– Где? Говори!

Тощая тряслась и хрипела, и вместе с ней тряслись громоздкие серьги, и бусы под шарфом, и цыганские браслеты.

– Мне нужно знать, где Гнездо! Где скрывается воронья кость?! Отвечай!

– Не… знаю! – хрипела сорока, выкатив глаза, прежде цепкие, теперь налившиеся кровью. – Владыка держит Гнездо… втайне… не каждая птица…

– Врешь!

Прижала сороку тяжелой грудью, и та закатила глаза.

– О… не… – просипела добыча. – У Оне… го… ах…

Мара смяла ее лицо, будто бумажный пакетик. Брызнула, вытекая, невесомая птичья душа.

Мара пила ее, урча и облизывая выпученные глаза сороки шершавым языком. Вдыхала невесомый пух. Глотала кости. Насытившись, отбросила пустую оболочку.

Тетка – уже не птица, а скоро и не человек, – села, слепо шаря подле себя: искала берет.
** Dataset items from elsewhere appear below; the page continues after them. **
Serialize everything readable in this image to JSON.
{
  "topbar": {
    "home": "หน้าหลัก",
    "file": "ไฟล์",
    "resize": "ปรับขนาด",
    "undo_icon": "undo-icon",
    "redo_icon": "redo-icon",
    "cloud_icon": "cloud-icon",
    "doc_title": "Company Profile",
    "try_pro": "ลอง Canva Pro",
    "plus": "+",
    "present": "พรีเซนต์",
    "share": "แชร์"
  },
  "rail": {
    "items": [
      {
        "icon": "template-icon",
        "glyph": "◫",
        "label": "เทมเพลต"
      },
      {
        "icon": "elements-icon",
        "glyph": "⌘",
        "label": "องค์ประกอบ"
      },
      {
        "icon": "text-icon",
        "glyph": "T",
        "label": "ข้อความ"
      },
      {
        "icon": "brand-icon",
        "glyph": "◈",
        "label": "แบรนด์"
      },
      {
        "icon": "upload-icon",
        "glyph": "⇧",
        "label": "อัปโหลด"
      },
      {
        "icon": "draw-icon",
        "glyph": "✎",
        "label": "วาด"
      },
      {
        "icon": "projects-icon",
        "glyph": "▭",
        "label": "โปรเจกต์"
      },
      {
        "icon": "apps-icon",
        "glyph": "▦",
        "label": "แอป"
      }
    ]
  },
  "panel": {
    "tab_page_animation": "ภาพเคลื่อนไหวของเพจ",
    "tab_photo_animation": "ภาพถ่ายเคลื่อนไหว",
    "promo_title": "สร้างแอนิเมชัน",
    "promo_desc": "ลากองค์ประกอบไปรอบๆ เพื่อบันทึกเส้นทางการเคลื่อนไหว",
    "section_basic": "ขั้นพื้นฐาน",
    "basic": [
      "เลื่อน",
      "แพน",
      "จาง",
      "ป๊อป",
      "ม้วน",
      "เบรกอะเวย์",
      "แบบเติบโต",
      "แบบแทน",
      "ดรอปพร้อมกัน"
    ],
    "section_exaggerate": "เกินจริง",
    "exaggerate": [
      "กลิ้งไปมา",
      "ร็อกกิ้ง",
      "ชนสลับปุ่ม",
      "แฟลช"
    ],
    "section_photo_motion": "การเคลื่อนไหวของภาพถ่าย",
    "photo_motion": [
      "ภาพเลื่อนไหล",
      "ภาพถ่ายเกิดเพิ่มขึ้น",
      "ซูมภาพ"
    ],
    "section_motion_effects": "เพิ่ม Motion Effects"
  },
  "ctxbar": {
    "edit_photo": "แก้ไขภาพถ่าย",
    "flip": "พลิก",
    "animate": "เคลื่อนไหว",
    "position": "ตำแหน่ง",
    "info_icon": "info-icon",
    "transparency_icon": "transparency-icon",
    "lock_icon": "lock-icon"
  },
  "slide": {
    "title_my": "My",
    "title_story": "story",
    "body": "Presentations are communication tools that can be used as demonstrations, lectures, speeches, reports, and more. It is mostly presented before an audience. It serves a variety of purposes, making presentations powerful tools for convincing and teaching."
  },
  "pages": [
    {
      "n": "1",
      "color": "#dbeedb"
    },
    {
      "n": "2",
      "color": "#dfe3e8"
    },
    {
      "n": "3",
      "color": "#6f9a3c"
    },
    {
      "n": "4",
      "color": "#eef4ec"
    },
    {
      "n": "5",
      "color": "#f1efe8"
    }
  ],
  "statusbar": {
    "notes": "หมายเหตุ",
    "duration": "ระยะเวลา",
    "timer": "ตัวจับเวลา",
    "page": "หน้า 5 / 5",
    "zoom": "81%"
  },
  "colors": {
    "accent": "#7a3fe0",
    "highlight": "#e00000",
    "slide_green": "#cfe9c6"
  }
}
Завтра, знала Мара, ее найдут мертвой у памятника Петру, с потрепанной картой под мышкой, а в морге диагностируют обширный инфаркт. Потеряв одну душу, вторая долго не живет, и кто станет подозревать в такой обыденной смерти честную пенсионерку, всю жизнь проработавшую в сфере общепита?

Вытерев рот ладонью, большая медведица побрела прочь, все дальше углубляясь в чащу.

6. Первая зацепка

– Она чокнутая, – Астахова раздраженно выровняла карандаши, постучала точилкой, выбивая опилки. – Паспорт пустой. Ни свидетельства о рождении, ни фотографий пропавшей. Чушь какая-то.

– Я ей верю.

Белый не отлипал от окна, спрятав руки в карманах мантии. На парковке женщина безуспешно крутила ключ зажигания, старенький «Логан» скрипуче кряхтел и не хотел заводиться.

– Увижу, что ошиваетесь возле ее дома, Резников, удавлю, не посмотрю на протекцию. Еще и рябины напихаю. Только не в рот, а в…

– Специфические фантазии у вас, Вероника Витальевна, еще и с моим участием. Вижу, вас заводят альбиносы? – откликнулся от окна Белый. – Лучше скажите, что по свидетелям?

– Пацан и без того едва заикаться не начал, а вы его добить хотите?

– Ведь не начал.

– Не своевольничайте! – Астахова погрозила карандашом. – Я не погляжу на штрих-код. Может, это просто ничего не значащая татуировка? Может, это вы той ночью блуждали по лесу, а? По Лесу, я хотела сказать, – с нажимом повторила она. – Я знаю почерк перевертней.

– Ничего вы не знаете.

Белый прошел по кабинету, задвинул на место стул – детдомовские привычки въелись подкожно. Астахова сонно моргала, не то от табачного дыма, не то от потолочных ламп. Легавые больше лают, чем кусаются. А вот перевертни – кусают, и еще как.

– Завтра в десять! – прокричала Астахова. – И не опаздывайте!

Он мягко прикрыл за собой дверь.

Это сейчас Белый относился к чужой неприязни с философским спокойствием – иначе нельзя. Обида перерастала в раздражение, раздражение – в гнев, а гнев выворачивал нутро наизнанку. Тогда случались изменения, и они не всегда были привязаны к лунному циклу.

Впервые Белый почувствовал себя другим в детском доме.

Там вечно пахло канализацией, носками и пригоревшей кашей. На первом этаже жили дошколята, на втором – подростки. Как и все сироты, Белый выбегал навстречу гостям, что привозили в детский дом игрушки, игровые приставки, сладости и другие подарки, которые редко доставались Белому.

Он с малолетства чувствовал свою непохожесть. Его дразнили злее, чем прочих, называя Седым, Молью, Уродом, и, конечно, Белым. И куда чаще раздавали подзатыльники и отнимали детдомовскую еду, богатую калориями на бумаге, на деле же представляющую из себя плохо проваренную рисовую или манную кашу, непрожаренные котлеты, супы с плавающим в бульоне куском курицы или овощи, на которые особенно богата осень.